Duncan has been involved for many years with the work of Ken Burns. He was a consultant on several award-winning series for public television, including The Civil War, Baseball and Jazz. In 1996 and 1997, Duncan wrote and produced Lewis & Clark: The Journey of the Corps of Discovery and The West, a 12-hour series about the history of the American West. He is author of nine books on American history.

Born and raised in Indianola, Iowa, Duncan graduated from the University of Pennsylvania in 1971 with a degree in German literature and was also a fellow at Harvard's Shorenstein Center for Press, Politics and Public Policy. President Clinton appointed him chair of the American Heritage Rivers Advisory Committee and Secretary of Interior Bruce Babbitt appointed him as a director of the National Park Foundation. He and his wife, Dianne, made their home in the small town of Walpole, New Hampshire.
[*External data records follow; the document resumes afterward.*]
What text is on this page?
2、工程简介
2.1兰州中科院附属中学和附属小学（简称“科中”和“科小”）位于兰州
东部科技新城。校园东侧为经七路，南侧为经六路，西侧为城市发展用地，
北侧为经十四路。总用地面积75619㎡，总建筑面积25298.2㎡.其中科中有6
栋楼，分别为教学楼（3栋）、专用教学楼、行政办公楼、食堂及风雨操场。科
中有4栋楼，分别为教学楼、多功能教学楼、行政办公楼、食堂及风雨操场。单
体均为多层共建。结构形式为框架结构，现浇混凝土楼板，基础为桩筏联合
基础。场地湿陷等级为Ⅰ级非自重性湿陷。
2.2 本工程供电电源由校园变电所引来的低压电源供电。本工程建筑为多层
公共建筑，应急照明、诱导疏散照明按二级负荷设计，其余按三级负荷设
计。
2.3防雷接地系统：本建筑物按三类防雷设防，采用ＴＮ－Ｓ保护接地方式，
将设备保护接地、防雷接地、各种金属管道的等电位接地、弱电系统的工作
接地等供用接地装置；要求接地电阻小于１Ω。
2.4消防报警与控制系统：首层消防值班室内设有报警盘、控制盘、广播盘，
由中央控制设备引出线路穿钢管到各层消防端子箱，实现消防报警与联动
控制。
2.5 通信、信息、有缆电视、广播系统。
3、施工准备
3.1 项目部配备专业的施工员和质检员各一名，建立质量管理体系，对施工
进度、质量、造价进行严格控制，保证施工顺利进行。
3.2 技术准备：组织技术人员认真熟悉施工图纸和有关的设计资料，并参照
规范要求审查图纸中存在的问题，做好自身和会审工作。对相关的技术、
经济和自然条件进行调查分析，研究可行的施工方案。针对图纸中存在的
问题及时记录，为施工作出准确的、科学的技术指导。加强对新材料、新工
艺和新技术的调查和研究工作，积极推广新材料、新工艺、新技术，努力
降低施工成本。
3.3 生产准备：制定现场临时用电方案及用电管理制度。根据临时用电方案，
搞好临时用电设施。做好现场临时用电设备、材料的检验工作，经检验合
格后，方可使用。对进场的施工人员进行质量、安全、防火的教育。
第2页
The Howard R. Driggs Memorial Lecture honors Dr. Driggs as one of Southern Utah University’s first professors and recalls his work to preserve the trails and the memory of America’s pioneers and the Pony Express in the West. As president of the American Pioneer Trails Association, he worked alongside men like Ezra Meeker, an ox-cart pioneer of 1852, William Henry Jackson, pioneer photographer and artist, and Horace Albright, second director of the National Park Service, to preserve trails and history. The lecture is sponsored by the Howard R. Driggs Memorial Foundation, the George S. and Dolores Dore’ Eccles Visiting Scholar Program, the Friends of the Sherratt Library, the SUU Honors Program and the University College.